Cute and fresh describes the inspired, upright design of the quirky Sirion.
Toting an all-new 1.0-litre, three-cylinder, twin cam, multi- valve engine that sings its heart out, a well stocked equipment list and a low price tag, Sirion is an understandable sales success.
Dual airbags, height-adjustable front seatbelts with pretensioners and frontal offset and side impact beating bodywork are standard. Anti-lock brakes are optional.
Plus, in a crash, the doors unlock, the hazard flashers activate and the fuel supply is cut.
Inside there are two vanity mirrors, electric windows front and rear, power door mirrors and plenty of storage bins. A height- adjustable driver's seat and rear speakers are about all you will miss.
The hatch lifts to reveal a wide, surprisingly spacious boot, complete with a space-saver spare stored under the cheap-looking boot carpet.
The dash is functional and quite nicely laid out. Seats are covered in office chair-issue cloth bearing a snazzy if restrained pattern.
If the interior is a little more downbeat than the exterior, the levels of fit and finish lift the spirits.
But the test car's build quality was suspect with a multitude of squeaks, rattles and groans when under way.
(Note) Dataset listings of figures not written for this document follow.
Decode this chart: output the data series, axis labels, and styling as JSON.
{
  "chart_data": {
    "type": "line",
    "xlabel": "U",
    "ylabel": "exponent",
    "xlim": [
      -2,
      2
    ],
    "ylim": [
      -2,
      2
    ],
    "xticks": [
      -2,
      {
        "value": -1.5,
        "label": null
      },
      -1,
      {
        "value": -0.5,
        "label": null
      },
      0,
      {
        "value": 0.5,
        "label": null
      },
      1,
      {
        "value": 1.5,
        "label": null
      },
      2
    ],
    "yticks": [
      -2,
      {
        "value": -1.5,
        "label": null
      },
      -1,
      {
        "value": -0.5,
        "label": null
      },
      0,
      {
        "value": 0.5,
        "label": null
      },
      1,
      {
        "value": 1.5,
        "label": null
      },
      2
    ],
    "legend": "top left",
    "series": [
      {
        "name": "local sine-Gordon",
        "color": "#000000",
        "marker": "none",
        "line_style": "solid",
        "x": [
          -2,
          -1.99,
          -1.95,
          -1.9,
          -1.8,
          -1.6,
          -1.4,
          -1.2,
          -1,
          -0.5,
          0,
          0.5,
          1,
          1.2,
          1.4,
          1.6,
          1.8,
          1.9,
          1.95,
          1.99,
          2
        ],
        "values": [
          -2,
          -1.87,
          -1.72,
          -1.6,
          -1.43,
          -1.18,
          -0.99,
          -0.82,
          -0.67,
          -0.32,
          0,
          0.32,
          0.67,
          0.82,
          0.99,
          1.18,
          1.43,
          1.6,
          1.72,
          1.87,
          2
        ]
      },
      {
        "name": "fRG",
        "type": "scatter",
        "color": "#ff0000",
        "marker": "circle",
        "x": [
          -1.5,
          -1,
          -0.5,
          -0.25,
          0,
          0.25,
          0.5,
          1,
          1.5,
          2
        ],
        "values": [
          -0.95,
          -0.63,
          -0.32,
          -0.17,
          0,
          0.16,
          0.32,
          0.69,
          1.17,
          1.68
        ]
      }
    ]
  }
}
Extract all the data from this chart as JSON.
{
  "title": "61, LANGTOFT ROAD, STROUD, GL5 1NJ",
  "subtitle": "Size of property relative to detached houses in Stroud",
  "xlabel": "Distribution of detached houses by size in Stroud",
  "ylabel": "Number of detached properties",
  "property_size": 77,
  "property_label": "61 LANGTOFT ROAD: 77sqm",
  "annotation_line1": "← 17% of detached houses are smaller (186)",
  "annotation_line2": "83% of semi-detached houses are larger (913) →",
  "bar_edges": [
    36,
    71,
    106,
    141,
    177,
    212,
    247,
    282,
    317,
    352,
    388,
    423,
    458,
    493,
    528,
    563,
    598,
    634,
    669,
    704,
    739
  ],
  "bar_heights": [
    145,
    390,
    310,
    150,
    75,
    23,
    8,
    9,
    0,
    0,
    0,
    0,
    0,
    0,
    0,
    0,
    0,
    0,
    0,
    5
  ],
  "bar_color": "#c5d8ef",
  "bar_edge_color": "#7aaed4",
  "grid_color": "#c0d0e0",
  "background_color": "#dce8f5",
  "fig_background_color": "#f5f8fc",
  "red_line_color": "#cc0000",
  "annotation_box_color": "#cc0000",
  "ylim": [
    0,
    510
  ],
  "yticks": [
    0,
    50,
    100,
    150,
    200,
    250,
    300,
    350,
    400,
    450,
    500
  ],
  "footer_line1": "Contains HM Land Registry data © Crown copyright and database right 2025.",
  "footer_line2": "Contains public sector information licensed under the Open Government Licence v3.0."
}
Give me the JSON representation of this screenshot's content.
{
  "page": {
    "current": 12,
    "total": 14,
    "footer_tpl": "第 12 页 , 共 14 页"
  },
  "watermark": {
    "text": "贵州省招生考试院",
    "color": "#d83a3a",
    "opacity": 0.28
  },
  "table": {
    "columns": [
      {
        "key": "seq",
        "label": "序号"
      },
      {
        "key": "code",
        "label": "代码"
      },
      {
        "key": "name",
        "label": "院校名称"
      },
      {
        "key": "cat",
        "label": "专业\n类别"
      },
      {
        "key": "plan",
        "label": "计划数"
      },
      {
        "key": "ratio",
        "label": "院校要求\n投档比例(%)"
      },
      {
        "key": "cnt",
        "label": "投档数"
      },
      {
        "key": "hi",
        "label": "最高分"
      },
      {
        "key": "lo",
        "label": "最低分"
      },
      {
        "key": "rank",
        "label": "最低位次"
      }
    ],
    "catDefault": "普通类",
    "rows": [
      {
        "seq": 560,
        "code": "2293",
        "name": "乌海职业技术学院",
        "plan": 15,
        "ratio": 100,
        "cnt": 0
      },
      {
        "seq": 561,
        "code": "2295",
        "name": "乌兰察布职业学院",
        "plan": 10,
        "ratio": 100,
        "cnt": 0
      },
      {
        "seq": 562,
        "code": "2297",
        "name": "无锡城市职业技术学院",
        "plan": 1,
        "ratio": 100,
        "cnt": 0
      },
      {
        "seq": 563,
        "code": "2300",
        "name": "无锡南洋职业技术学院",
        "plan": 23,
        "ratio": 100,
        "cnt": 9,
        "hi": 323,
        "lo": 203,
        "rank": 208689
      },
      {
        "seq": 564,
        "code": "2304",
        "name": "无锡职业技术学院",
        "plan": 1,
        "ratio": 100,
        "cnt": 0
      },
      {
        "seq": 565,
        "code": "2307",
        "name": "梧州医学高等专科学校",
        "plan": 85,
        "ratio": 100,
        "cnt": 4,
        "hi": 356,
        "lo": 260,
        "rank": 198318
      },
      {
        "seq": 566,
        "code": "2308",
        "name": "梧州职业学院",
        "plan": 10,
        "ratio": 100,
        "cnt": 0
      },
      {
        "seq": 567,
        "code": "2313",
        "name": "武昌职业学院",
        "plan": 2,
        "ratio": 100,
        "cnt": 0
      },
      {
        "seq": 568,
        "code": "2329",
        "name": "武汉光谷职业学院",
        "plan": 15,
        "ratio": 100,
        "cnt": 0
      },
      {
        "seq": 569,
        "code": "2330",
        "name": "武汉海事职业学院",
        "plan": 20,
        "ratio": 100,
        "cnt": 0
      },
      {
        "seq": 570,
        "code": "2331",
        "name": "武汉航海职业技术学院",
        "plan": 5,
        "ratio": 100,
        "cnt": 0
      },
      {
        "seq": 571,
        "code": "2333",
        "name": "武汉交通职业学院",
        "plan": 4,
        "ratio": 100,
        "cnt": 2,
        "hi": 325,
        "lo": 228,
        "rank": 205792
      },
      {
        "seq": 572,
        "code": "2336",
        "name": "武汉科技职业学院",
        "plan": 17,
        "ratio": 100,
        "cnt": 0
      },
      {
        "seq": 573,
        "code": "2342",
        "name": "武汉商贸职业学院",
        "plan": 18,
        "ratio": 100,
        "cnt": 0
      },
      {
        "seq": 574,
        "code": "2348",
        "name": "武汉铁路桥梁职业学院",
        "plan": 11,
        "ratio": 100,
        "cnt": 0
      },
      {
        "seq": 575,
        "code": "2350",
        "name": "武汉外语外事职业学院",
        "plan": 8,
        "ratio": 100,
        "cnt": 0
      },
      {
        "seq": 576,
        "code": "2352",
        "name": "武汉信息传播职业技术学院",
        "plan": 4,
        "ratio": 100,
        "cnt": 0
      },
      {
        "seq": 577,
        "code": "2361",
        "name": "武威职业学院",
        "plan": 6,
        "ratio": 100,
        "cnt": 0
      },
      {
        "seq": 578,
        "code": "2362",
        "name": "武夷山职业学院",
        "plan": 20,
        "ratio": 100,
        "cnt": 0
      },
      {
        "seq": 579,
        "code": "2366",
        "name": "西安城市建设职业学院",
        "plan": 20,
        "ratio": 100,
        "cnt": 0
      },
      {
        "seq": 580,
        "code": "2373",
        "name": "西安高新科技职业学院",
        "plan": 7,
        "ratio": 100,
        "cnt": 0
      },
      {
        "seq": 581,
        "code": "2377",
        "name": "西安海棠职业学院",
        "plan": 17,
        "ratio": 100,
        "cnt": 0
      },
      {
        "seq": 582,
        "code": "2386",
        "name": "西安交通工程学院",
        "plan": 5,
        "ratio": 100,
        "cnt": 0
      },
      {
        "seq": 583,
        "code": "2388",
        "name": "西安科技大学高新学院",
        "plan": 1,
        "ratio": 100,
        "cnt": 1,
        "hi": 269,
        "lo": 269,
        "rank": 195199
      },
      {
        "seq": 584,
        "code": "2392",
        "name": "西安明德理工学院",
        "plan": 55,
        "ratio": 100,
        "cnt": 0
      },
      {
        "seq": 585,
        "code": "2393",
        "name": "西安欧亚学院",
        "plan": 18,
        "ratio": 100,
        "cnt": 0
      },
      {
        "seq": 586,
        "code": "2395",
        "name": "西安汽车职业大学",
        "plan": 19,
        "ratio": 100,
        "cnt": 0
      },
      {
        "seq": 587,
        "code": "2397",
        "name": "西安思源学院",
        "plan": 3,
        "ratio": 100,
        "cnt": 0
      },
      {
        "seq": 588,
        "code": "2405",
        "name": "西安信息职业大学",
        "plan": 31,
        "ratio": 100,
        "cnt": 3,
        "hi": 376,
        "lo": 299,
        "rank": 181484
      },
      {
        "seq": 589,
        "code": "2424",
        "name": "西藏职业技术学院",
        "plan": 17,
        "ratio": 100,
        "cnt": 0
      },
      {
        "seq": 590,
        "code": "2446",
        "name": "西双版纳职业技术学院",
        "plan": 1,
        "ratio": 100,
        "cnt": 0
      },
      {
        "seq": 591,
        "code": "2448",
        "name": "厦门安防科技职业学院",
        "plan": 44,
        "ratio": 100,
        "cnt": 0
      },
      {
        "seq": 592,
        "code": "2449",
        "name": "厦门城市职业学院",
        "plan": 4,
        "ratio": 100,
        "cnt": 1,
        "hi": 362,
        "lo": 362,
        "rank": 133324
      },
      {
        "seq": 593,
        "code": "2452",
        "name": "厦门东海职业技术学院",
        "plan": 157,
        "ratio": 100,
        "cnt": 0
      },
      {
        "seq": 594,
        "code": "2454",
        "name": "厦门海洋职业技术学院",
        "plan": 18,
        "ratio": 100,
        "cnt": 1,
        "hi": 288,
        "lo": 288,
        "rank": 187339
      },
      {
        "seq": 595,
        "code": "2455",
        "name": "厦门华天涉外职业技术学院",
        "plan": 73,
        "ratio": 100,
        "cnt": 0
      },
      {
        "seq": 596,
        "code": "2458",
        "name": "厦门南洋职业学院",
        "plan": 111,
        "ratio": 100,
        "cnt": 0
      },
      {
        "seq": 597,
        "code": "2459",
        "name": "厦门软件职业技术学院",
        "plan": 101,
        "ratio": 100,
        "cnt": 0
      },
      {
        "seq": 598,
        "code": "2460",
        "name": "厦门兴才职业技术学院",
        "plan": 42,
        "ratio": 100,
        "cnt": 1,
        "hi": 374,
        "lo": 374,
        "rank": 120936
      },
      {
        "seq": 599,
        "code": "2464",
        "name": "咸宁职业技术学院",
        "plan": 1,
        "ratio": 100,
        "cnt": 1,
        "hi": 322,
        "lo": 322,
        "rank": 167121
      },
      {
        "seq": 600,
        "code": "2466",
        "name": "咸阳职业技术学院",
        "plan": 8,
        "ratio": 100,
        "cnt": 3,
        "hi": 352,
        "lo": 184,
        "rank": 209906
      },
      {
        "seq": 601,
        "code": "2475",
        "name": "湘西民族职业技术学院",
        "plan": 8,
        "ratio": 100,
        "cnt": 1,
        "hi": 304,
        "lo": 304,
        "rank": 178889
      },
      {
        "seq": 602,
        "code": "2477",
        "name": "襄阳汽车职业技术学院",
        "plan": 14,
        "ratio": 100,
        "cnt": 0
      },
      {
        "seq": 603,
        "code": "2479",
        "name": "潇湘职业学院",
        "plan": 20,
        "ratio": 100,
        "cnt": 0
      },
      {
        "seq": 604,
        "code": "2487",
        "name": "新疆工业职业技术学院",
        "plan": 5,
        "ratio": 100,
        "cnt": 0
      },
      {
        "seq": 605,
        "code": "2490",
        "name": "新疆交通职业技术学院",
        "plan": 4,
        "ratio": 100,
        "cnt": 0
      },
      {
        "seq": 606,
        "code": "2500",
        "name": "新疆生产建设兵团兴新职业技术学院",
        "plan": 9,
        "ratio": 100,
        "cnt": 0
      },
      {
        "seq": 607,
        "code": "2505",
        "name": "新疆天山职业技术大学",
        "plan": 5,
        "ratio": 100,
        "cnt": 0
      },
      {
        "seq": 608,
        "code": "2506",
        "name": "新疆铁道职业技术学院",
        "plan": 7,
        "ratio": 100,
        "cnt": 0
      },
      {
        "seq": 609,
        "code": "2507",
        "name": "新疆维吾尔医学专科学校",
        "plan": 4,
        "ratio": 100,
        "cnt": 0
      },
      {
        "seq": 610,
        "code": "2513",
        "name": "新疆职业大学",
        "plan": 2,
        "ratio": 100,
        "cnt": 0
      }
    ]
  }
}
Body rigidity may be suspect because the front doors creaked every time the car was accelerated from a standstill.
The gearbox also whined intrusively - particularly annoying when the constant thrum of the busy, gutsy, three-cylinder engine was factored in.
The apparently paltry 40.5kW peak at 5200rpm and 88.3Nm at 3600rpm is enough for the Sirion to buzz around effectively in town. At 800kg all up, it is little wonder.
The ride is pretty good - the long wheelbase helps - and the steering is direct although the Sirion is not a class-leader for straight-line stability as it is easily nudged off line by bumps and lumps in the road. At parking speeds the weight of the non- assisted steering also becomes noticeable.
Overall, the Sirion is a spirited Japanese baby car that oozes value and charm. It is not perfect but if you stay in town, it is probably all the car you will need.